# Compound Interest Quiz Set 012

### Question 1

What is the difference between the simple interest and compound interest at the rate of 12% for 1 year? The compounding is half-yearly, and the principal is Rs. 60000.

A

Rs. 216.

B

Rs. 316.

C

Rs. 116.

D

Rs. 416.

Soln.
Ans: a

The simple interest SI = (P × r)/100 = (60000 × 12)/100 = Rs. 7200. Compound interest will have half interest rate and n = 2. By shortcut formula, we have CI = \${P × R × (R + 200)}/10000\$ = \${60000 × 6 × (6 + 200)}/10000\$ = Rs. 7416. The difference = Rs. 216.

### Question 2

The amount of Rs. 2000000 earns an interest of Rs. 590058 @9% compounded annually. What is the investment period in years?

A

3 years.

B

2 years.

C

1 year.

D

1/2 year.

Soln.
Ans: a

The amount is 2000000 + 590058. So 2590058 = 2000000 × \$(109/100)^n\$. So \$2590058/2000000\$ = \$(109/100)^n\$, which can be put in the form \$(109/100)^3\$ = \$(109/100)^3\$, so n = 3 years.

### Question 3

A bank offers an interest rate of 6% compounded annually. Initially I deposit Rs. 90000 in the bank under this scheme. After 1 year I again deposit Rs 90000. What is the total amount that I will get after 2 years?

A

Rs. 196524.

B

Rs. 196624.

C

Rs. 196424.

D

Rs. 196724.

Soln.
Ans: a

Let P, A, r and n have their usual meanings. For the first deposit n = 2, and for the second deposit n = 1. So total amount is P × \$((1 + r/100)^2 + (1 + r/100))\$ = \$P/10000\$ × \$((100 + r)^2 + 100(100 + r))\$ = \$P/10000 × (100 + r)\$ × \$(100 + r + 100)\$ which equals \${P × (100 + r) × (200 + r)}/10000.\$ Putting r = 6 and P = 90000 and cancelling 10000, we get 9 × 106 × 206 = Rs. 196524.

### Question 4

An amount P is invested for 2 years @5% p.a.
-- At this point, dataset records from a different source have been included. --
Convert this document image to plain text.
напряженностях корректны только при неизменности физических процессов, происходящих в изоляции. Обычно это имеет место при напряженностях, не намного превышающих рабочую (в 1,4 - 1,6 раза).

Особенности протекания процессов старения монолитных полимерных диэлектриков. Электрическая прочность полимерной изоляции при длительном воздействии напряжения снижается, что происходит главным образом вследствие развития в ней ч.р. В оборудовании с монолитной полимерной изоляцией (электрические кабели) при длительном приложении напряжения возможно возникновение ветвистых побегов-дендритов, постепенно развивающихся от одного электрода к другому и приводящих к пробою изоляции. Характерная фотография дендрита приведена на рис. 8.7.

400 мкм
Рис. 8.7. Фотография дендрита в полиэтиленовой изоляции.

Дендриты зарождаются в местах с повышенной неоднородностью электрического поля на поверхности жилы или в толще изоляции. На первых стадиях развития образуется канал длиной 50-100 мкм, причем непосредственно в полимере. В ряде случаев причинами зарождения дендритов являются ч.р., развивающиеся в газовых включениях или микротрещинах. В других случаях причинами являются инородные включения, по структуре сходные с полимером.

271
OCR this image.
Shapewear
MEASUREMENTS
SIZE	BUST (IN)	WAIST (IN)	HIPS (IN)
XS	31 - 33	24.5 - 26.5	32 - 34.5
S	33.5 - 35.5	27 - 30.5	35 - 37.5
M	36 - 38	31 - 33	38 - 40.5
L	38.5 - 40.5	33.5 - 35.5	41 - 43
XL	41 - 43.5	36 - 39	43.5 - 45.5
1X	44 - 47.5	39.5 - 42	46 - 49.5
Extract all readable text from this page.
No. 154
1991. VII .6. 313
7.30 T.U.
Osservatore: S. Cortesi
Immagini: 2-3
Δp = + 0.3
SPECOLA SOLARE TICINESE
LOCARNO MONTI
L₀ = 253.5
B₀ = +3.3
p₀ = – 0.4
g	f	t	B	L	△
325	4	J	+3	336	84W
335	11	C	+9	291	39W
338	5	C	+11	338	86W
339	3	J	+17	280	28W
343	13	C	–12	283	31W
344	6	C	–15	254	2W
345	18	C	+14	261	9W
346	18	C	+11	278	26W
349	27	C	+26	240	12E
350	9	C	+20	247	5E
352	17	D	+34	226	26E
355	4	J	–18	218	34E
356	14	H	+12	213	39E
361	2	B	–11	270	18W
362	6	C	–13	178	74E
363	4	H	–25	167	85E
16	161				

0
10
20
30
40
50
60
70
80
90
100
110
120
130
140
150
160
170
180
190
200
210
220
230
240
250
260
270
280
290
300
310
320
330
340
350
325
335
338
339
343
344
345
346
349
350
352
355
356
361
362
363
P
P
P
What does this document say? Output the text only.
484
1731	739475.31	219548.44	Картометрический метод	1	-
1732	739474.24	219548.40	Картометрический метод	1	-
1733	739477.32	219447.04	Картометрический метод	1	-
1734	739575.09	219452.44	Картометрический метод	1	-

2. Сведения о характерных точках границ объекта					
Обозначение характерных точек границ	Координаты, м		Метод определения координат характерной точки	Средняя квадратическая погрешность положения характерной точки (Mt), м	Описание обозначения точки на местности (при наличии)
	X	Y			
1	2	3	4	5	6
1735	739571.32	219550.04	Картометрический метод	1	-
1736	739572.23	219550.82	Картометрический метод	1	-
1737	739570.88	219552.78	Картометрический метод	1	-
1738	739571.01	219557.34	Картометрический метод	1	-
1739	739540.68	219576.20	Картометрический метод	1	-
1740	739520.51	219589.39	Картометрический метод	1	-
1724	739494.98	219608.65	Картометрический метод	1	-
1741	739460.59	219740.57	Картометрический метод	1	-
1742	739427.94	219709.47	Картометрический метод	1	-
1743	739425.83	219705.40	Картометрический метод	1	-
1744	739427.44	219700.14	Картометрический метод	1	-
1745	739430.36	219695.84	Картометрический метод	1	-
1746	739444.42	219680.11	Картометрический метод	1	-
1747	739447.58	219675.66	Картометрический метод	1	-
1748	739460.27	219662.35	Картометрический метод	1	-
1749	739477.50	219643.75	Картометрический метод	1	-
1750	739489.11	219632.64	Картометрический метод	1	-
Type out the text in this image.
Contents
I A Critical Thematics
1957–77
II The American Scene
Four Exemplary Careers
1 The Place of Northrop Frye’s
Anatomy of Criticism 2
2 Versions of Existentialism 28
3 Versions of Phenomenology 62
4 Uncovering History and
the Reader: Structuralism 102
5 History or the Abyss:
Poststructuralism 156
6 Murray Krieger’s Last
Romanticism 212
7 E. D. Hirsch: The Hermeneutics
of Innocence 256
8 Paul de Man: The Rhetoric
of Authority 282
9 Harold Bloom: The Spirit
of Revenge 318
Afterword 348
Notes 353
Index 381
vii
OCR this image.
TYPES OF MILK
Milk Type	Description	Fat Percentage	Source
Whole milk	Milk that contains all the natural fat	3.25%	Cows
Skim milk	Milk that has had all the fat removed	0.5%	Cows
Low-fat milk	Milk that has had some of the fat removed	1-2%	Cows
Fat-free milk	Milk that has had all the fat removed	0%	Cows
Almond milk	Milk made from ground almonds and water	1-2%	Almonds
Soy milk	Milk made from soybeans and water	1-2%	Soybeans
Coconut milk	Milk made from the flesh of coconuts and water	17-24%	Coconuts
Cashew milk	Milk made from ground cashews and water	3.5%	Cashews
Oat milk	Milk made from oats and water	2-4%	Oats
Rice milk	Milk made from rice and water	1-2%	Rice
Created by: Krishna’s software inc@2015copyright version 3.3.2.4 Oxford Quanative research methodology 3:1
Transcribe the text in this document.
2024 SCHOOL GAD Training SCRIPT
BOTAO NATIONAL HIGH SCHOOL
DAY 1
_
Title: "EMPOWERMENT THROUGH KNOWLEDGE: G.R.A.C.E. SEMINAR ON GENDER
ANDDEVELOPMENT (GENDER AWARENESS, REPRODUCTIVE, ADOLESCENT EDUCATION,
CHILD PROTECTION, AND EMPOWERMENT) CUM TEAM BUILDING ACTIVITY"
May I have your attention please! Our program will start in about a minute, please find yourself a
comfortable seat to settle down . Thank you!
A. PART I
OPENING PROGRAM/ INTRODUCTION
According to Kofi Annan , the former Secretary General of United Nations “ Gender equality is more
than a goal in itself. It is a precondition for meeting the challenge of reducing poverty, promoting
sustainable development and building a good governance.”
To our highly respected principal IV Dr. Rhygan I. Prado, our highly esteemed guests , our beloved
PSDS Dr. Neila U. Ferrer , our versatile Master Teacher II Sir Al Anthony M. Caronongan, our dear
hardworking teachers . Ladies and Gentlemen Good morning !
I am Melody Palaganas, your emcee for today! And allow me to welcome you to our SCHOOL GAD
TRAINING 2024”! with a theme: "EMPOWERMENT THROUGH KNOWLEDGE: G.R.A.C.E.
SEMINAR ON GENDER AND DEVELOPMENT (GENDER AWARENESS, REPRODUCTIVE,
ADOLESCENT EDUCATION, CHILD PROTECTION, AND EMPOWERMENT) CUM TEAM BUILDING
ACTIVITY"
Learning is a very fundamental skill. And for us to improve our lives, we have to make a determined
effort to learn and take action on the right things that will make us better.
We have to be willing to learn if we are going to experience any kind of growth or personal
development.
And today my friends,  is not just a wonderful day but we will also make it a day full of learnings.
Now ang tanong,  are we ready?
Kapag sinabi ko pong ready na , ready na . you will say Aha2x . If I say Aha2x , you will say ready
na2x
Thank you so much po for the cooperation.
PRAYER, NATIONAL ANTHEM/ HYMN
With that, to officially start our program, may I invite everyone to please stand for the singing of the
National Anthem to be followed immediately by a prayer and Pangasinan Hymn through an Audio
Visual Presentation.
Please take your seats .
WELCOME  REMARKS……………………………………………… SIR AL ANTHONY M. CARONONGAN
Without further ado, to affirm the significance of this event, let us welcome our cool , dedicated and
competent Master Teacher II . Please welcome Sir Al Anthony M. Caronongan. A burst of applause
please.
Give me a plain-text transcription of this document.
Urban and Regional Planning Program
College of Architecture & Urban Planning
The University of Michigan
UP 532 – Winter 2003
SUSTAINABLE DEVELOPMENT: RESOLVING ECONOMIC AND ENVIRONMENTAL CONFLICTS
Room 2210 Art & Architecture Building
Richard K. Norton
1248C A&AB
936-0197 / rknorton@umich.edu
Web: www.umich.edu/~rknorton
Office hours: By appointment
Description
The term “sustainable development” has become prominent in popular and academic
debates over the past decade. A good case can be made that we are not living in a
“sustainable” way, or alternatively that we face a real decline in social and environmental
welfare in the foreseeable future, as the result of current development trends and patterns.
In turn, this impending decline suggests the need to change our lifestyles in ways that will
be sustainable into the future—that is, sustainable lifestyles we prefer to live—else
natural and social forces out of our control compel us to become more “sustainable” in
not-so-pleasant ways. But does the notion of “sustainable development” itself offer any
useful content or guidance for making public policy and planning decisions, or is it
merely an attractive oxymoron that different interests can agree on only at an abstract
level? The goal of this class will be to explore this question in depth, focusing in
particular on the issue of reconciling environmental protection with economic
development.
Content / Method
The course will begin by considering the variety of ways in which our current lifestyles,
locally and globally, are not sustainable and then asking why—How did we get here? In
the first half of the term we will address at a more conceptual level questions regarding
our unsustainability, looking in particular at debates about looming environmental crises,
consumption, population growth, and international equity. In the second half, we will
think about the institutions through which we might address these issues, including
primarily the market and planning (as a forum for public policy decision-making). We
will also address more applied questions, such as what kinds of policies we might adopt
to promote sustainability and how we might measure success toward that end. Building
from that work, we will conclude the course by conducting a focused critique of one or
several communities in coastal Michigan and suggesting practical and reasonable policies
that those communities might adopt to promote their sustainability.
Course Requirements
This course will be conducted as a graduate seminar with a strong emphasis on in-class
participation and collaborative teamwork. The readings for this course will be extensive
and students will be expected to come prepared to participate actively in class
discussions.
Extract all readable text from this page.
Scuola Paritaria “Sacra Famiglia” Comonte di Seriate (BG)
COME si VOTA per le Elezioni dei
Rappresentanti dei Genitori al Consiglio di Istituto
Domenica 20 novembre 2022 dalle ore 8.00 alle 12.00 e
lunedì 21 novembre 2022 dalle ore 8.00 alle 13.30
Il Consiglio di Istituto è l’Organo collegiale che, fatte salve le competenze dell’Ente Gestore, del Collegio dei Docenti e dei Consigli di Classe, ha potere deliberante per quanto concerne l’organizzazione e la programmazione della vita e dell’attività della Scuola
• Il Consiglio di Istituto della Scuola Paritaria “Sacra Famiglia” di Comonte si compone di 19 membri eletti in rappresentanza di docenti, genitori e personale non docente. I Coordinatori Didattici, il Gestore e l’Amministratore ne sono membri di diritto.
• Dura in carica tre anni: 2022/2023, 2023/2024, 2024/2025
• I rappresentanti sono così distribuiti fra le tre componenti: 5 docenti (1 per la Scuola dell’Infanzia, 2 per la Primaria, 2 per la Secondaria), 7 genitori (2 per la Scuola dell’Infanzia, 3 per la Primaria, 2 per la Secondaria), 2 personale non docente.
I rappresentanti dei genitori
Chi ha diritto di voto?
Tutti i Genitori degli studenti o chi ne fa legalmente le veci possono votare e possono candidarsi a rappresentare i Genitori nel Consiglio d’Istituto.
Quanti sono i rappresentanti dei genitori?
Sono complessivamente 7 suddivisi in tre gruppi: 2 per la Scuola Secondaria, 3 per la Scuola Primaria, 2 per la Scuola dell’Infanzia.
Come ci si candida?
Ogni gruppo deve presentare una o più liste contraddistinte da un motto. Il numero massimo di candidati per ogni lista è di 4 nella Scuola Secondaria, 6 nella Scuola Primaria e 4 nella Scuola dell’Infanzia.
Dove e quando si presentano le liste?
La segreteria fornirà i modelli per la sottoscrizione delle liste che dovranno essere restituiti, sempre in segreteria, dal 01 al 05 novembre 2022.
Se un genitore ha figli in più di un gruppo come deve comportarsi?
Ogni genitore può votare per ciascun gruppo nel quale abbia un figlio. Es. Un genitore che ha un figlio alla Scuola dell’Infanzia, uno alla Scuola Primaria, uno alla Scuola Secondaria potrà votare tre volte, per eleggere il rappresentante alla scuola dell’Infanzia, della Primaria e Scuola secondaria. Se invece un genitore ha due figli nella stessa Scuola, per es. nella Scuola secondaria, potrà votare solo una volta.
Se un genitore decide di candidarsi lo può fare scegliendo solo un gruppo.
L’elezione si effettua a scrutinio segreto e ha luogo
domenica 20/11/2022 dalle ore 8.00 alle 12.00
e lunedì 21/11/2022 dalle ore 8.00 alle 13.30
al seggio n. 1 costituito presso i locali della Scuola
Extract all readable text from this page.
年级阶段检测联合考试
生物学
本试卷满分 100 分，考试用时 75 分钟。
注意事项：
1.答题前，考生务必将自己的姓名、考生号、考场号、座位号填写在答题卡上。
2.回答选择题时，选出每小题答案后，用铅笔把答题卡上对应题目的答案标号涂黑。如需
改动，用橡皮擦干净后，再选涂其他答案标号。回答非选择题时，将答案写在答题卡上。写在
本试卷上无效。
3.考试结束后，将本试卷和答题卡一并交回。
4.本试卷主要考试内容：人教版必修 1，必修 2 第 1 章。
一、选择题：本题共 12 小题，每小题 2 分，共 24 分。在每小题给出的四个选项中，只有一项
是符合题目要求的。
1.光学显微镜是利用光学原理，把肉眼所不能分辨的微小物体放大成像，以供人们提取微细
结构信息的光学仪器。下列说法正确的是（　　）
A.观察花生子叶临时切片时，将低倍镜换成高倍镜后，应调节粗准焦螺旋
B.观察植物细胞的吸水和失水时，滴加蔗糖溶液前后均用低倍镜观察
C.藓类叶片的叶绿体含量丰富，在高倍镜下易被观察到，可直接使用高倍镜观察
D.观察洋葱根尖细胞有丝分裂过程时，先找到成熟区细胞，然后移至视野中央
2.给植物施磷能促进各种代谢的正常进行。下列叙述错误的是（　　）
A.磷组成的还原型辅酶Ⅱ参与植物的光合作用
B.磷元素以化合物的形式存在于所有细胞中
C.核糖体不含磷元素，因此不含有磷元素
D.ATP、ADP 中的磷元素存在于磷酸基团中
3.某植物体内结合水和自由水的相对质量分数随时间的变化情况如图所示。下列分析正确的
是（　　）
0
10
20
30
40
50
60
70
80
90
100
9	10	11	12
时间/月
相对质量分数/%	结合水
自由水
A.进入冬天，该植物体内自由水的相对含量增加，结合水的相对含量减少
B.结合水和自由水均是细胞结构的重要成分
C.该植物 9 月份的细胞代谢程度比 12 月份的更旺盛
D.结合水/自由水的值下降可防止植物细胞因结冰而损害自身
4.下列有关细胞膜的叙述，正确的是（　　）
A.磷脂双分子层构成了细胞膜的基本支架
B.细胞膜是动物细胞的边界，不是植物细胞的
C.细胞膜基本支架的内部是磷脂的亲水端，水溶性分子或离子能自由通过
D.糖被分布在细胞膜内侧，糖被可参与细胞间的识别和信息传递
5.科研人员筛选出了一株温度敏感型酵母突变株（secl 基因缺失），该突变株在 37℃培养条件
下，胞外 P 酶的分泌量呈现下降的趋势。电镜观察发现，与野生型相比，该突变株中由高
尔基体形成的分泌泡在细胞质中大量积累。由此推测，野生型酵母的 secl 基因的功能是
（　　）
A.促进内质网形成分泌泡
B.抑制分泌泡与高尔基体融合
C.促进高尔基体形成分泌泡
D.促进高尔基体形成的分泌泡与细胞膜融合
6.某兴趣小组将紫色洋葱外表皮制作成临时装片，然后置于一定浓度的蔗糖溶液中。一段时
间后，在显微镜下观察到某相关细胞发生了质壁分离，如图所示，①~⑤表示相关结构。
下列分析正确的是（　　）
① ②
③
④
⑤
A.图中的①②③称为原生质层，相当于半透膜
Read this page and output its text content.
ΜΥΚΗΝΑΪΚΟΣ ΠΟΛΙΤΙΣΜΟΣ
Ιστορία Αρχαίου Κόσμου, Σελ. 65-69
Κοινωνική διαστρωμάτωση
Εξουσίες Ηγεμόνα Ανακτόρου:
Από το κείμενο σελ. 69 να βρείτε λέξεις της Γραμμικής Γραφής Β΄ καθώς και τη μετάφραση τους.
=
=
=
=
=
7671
The simple interest is Rs. 7000. What would be the compound interest on the same amount, at the same rate and for the same time, compounded annually?

A

Rs. 7175.

B

Rs. 7275.

C

Rs. 7075.

D

Rs. 7375.

Soln.
Ans: a

Let SI, P, r, t have usual meanings. Then, for 2 years, SI = (P × r × 2)/100. So P = \$(50 × SI)/r\$. The compound interest for 2 years by shortcut formula is \${P × r × (200 + r)}/10000\$. Putting P here, it becomes, \${{(50 × SI)/r} × r × (200 + r)}/10000\$ = \${SI × (r + 200)}/200\$ = \${7000 × (5 + 200)}/200\$ = Rs. 7175.

### Question 5

The compound amount after 3 years on a principal of Rs. x is same as that on a principal of Rs. (621 - x) after 4 years, then what is x if the rate of interest is 7% p.a. compounded yearly?

A

Rs. 321.

B

Rs. 421.

C

Rs. 221.

D

Rs. 521.

Soln.
Ans: a

We have x × \$(1 + 7/100)^3\$ = (621 - x) × \$(1 + 7/100)^4\$. Cancelling, we get x = (621 - x) × (1 + 7/100). Simplifying, x = \${621 × (100 + 7)}/(200 + 7)\$, which gives x = Rs. 321.